Most surprising, perhaps, the Socialist agenda calls for capping government-spending increases at 1.7 percent a year (a little less than the latest inflation rate of 2.2 percent). Sarkozy’s recently introduced austerity measures would limit spending growth at 1 percent.
To be sure, Hollande does lean on some old-fashioned and impractical thinking. He wants to restore the retirement age to 60 for some workers, rolling back a sensible move by Sarkozy to bring it up to 62, still far lower than in other comparable economies with aging populations.
Hollande has declined to endorse a call for higher taxes on the wealthy, but proposes instead to do away with a series of tax exemptions enacted by Sarkozy that he says favor the highest incomes. Corporate taxes, currently at 33 percent, would be lowered to 20 percent for companies that reinvest their profit and would be raised as high as 40 percent for firms that don’t do so or pay out dividends deemed excessive.
Regrettably, he also has endorsed a 0.5 percent levy on trades of stocks, bonds and derivatives by financial institutions.

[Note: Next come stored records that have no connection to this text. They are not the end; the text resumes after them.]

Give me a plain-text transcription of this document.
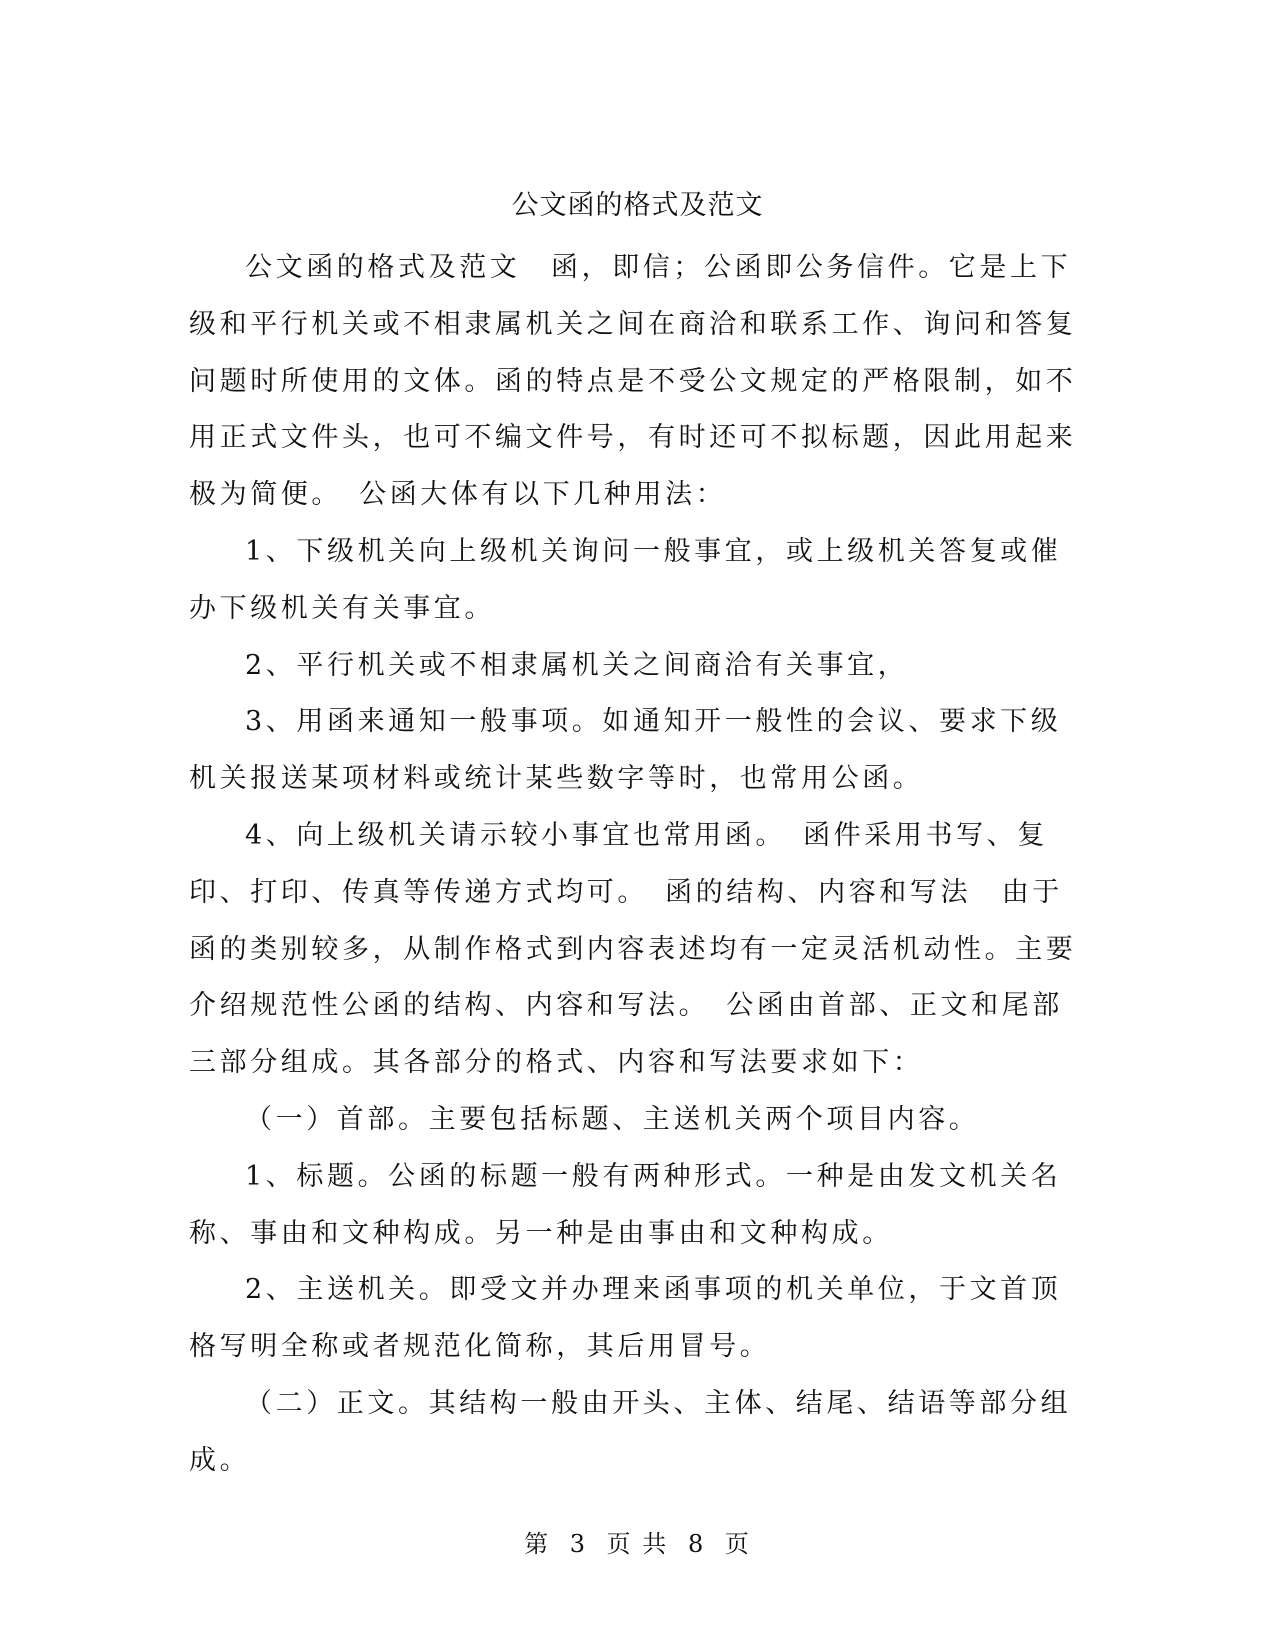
公文函的格式及范文

公文函的格式及范文　函，即信；公函即公务信件。它是上下级和平行机关或不相隶属机关之间在商洽和联系工作、询问和答复问题时所使用的文体。函的特点是不受公文规定的严格限制，如不用正式文件头，也可不编文件号，有时还可不拟标题，因此用起来极为简便。　公函大体有以下几种用法：

1、下级机关向上级机关询问一般事宜，或上级机关答复或催办下级机关有关事宜。

2、平行机关或不相隶属机关之间商洽有关事宜，

3、用函来通知一般事项。如通知开一般性的会议、要求下级机关报送某项材料或统计某些数字等时，也常用公函。

4、向上级机关请示较小事宜也常用函。　函件采用书写、复印、打印、传真等传递方式均可。　函的结构、内容和写法　由于函的类别较多，从制作格式到内容表述均有一定灵活机动性。主要介绍规范性公函的结构、内容和写法。　公函由首部、正文和尾部三部分组成。其各部分的格式、内容和写法要求如下：

（一）首部。主要包括标题、主送机关两个项目内容。

1、标题。公函的标题一般有两种形式。一种是由发文机关名称、事由和文种构成。另一种是由事由和文种构成。

2、主送机关。即受文并办理来函事项的机关单位，于文首顶格写明全称或者规范化简称，其后用冒号。

（二）正文。其结构一般由开头、主体、结尾、结语等部分组成。

第 3 页 共 8 页
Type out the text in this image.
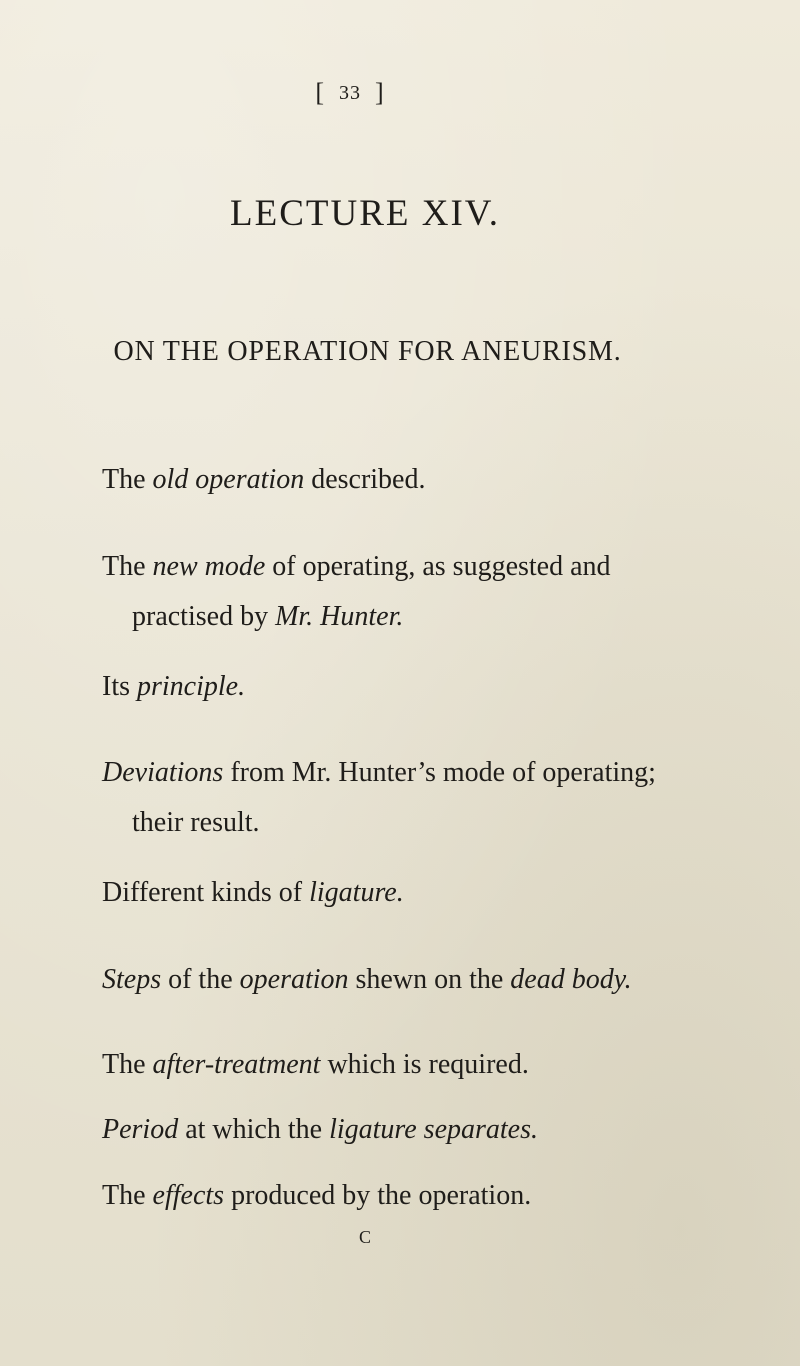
[ 33 ]
LECTURE XIV.
ON THE OPERATION FOR ANEURISM.
The old operation described.
The new mode of operating, as suggested and
practised by Mr. Hunter.
Its principle.
Deviations from Mr. Hunter’s mode of operating;
their result.
Different kinds of ligature.
Steps of the operation shewn on the dead body.
The after-treatment which is required.
Period at which the ligature separates.
The effects produced by the operation.
C
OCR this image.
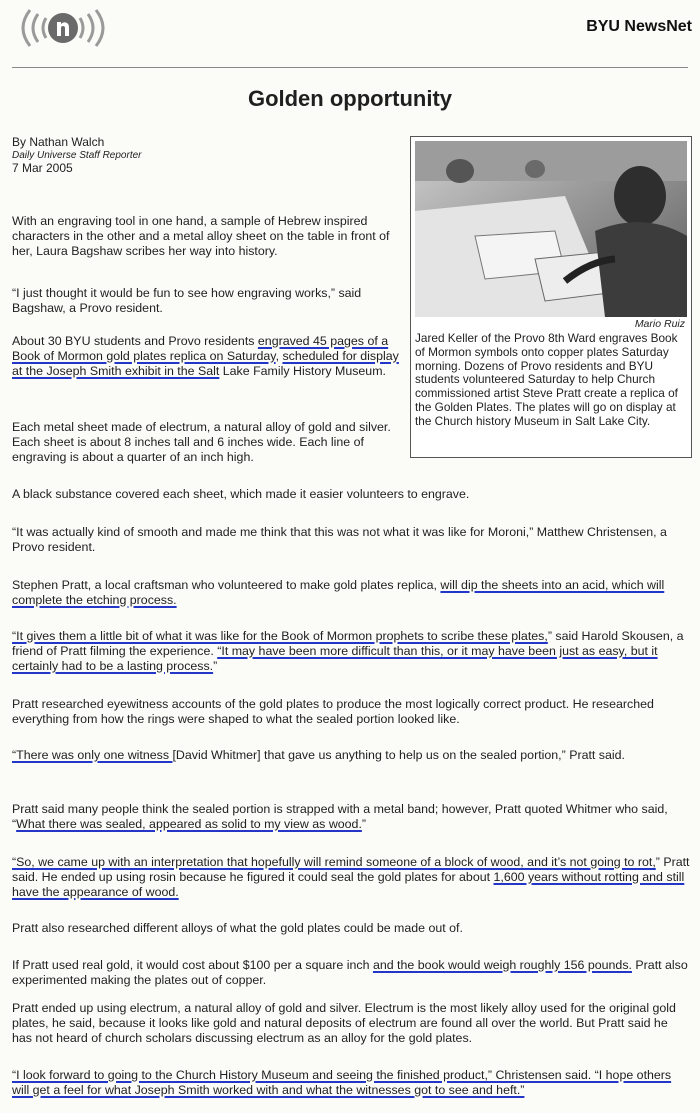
BYU NewsNet
Golden opportunity
By Nathan Walch
Daily Universe Staff Reporter
7 Mar 2005

With an engraving tool in one hand, a sample of Hebrew inspired characters in the other and a metal alloy sheet on the table in front of her, Laura Bagshaw scribes her way into history.

“I just thought it would be fun to see how engraving works,” said Bagshaw, a Provo resident.

About 30 BYU students and Provo residents engraved 45 pages of a Book of Mormon gold plates replica on Saturday, scheduled for display at the Joseph Smith exhibit in the Salt Lake Family History Museum.

Each metal sheet made of electrum, a natural alloy of gold and silver. Each sheet is about 8 inches tall and 6 inches wide. Each line of engraving is about a quarter of an inch high.

Mario Ruiz

Jared Keller of the Provo 8th Ward engraves Book of Mormon symbols onto copper plates Saturday morning. Dozens of Provo residents and BYU students volunteered Saturday to help Church commissioned artist Steve Pratt create a replica of the Golden Plates. The plates will go on display at the Church history Museum in Salt Lake City.

A black substance covered each sheet, which made it easier volunteers to engrave.

“It was actually kind of smooth and made me think that this was not what it was like for Moroni,” Matthew Christensen, a Provo resident.

Stephen Pratt, a local craftsman who volunteered to make gold plates replica, will dip the sheets into an acid, which will complete the etching process.

“It gives them a little bit of what it was like for the Book of Mormon prophets to scribe these plates,” said Harold Skousen, a friend of Pratt filming the experience. “It may have been more difficult than this, or it may have been just as easy, but it certainly had to be a lasting process.”

Pratt researched eyewitness accounts of the gold plates to produce the most logically correct product. He researched everything from how the rings were shaped to what the sealed portion looked like.

“There was only one witness [David Whitmer] that gave us anything to help us on the sealed portion,” Pratt said.

Pratt said many people think the sealed portion is strapped with a metal band; however, Pratt quoted Whitmer who said, “What there was sealed, appeared as solid to my view as wood.”

“So, we came up with an interpretation that hopefully will remind someone of a block of wood, and it’s not going to rot,” Pratt said. He ended up using rosin because he figured it could seal the gold plates for about 1,600 years without rotting and still have the appearance of wood.

Pratt also researched different alloys of what the gold plates could be made out of.

If Pratt used real gold, it would cost about $100 per a square inch and the book would weigh roughly 156 pounds. Pratt also experimented making the plates out of copper.

Pratt ended up using electrum, a natural alloy of gold and silver. Electrum is the most likely alloy used for the original gold plates, he said, because it looks like gold and natural deposits of electrum are found all over the world. But Pratt said he has not heard of church scholars discussing electrum as an alloy for the gold plates.

“I look forward to going to the Church History Museum and seeing the finished product,” Christensen said. “I hope others will get a feel for what Joseph Smith worked with and what the witnesses got to see and heft.”
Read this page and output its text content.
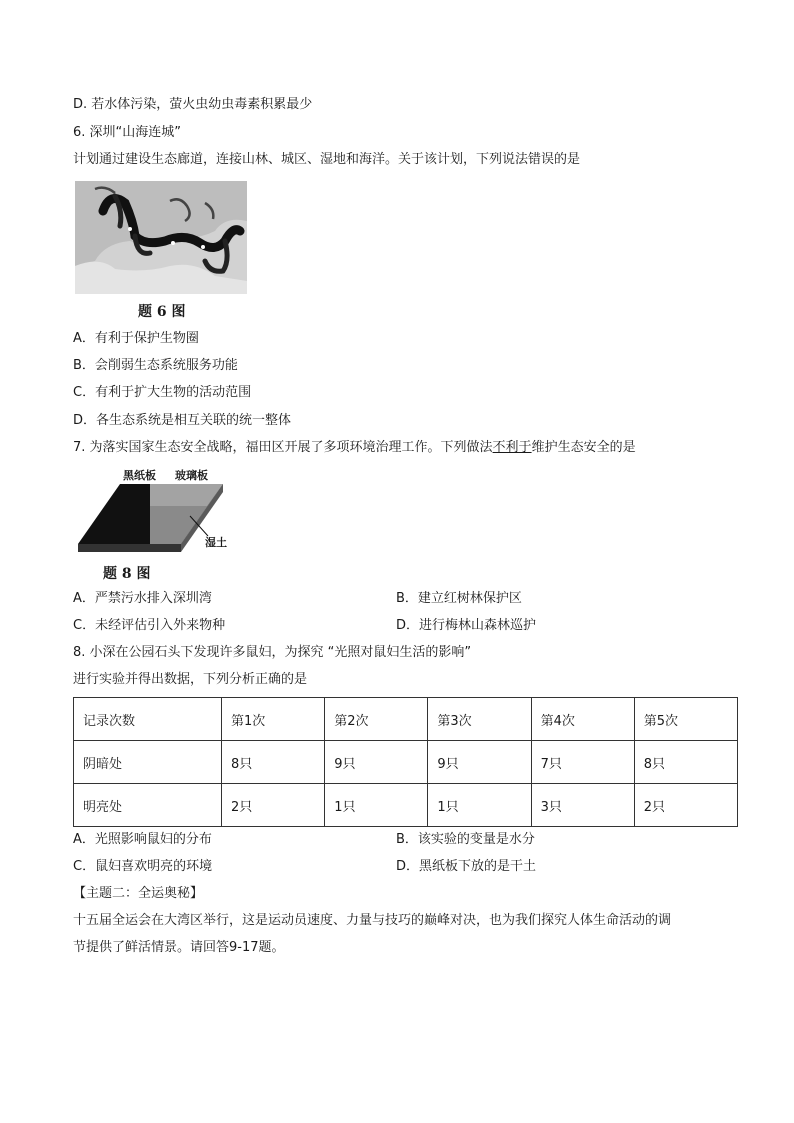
D. 若水体污染，萤火虫幼虫毒素积累最少
6. 深圳“山海连城”
计划通过建设生态廊道，连接山林、城区、湿地和海洋。关于该计划，下列说法错误的是
题 6 图
A．有利于保护生物圈
B．会削弱生态系统服务功能
C．有利于扩大生物的活动范围
D．各生态系统是相互关联的统一整体
7. 为落实国家生态安全战略，福田区开展了多项环境治理工作。下列做法不利于维护生态安全的是
黑纸板 玻璃板
湿土
题 8 图
A．严禁污水排入深圳湾	B．建立红树林保护区
C．未经评估引入外来物种	D．进行梅林山森林巡护
8. 小深在公园石头下发现许多鼠妇，为探究 “光照对鼠妇生活的影响”
进行实验并得出数据，下列分析正确的是
记录次数	第1次	第2次	第3次	第4次	第5次
阴暗处	8只	9只	9只	7只	8只
明亮处	2只	1只	1只	3只	2只
A．光照影响鼠妇的分布	B．该实验的变量是水分
C．鼠妇喜欢明亮的环境	D．黑纸板下放的是干土
【主题二：全运奥秘】
十五届全运会在大湾区举行，这是运动员速度、力量与技巧的巅峰对决，也为我们探究人体生命活动的调
节提供了鲜活情景。请回答9-17题。
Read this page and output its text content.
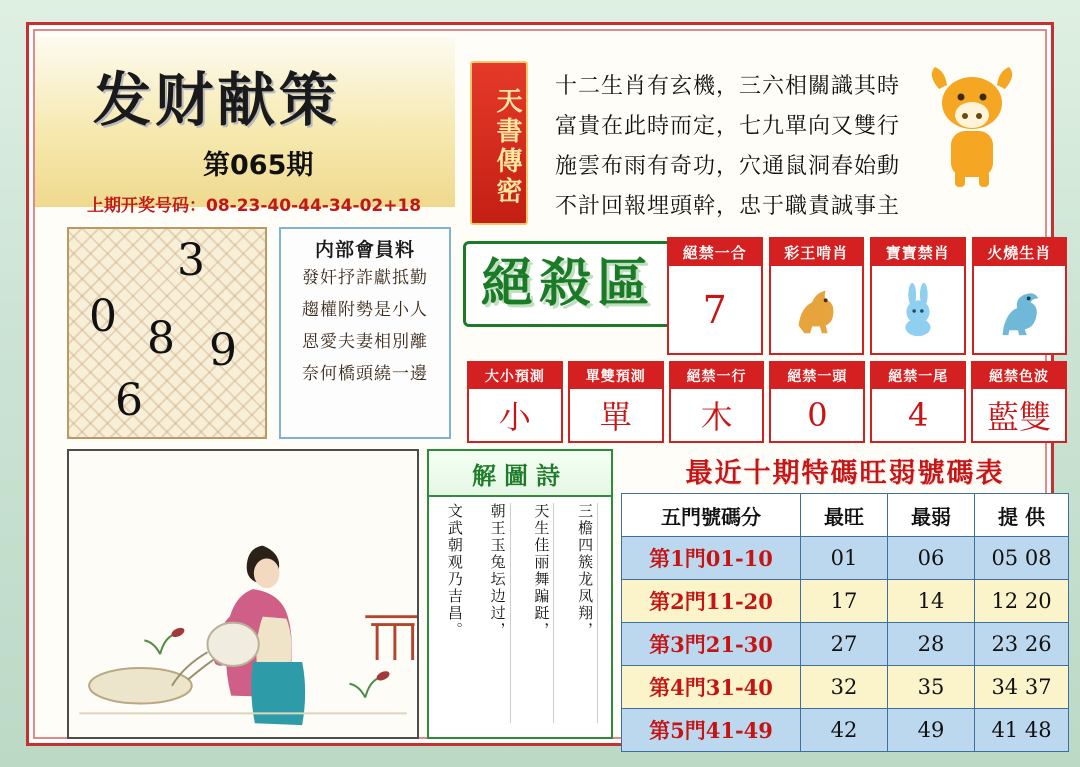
发财献策
第065期
上期开奖号码：08-23-40-44-34-02+18	天書傳密
十二生肖有玄機，三六相關識其時
富貴在此時而定，七九單向又雙行
施雲布雨有奇功，穴通鼠洞春始動
不計回報埋頭幹，忠于職責誠事主
3
0 8 9
6
内部會員料
發奸抒詐獻抵勤
趨權附勢是小人
恩愛夫妻相別離
奈何橋頭繞一邊
絕殺區
絕禁一合
7
彩王啃肖	寶寶禁肖	火燒生肖
大小預測
小
單雙預測
單
絕禁一行
木
絕禁一頭
0
絕禁一尾
4
絕禁色波
藍雙
解圖詩
三檐四簇龙凤翔，
天生佳丽舞蹁跹，
朝王玉兔坛边过，
文武朝观乃吉昌。
最近十期特碼旺弱號碼表
五門號碼分	最旺	最弱	提 供
第1門01-10	01	06	05 08
第2門11-20	17	14	12 20
第3門21-30	27	28	23 26
第4門31-40	32	35	34 37
第5門41-49	42	49	41 48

As we have said before, this proposal, known as the Tobin tax after its creator, the U.S. economist James Tobin, would have disastrous consequences by curbing growth.
None of this is intended as an endorsement of Hollande or any other candidate. Rather, we applaud the candor with which French politicians are making voters aware of the difficult choices ahead.
France was given a reminder of the stakes this week when Moody’s Investors Service said the nation’s top AAA credit rating may be at risk if the government agrees to guarantee the debt of weaker euro-area countries such as Italy and Spain as part of a rescue package. The uncertainty already has been damaging: The cost of insuring French bonds using credit-default swaps has soared to 191.5 basis points, from an average of about 84 in the first half of the year, making France’s debt most expensive to protect among the top-rated nations in Europe.
Of course, it remains to be seen whether Hollande and Sarkozy will stick to this responsible tone as the campaign gets under way. They are sure to be under considerable pressure to heat up their rhetoric to counter a much-less-measured third-party challenger, the far-right candidate Marine Le Pen, whose strategy will be to capitalize on the ambient anger with her anti-immigrant, anti-globalization message.
The mainstream candidates should resist the temptation to join her on the low road. A debased campaign will only harm France and further imperil the global economy.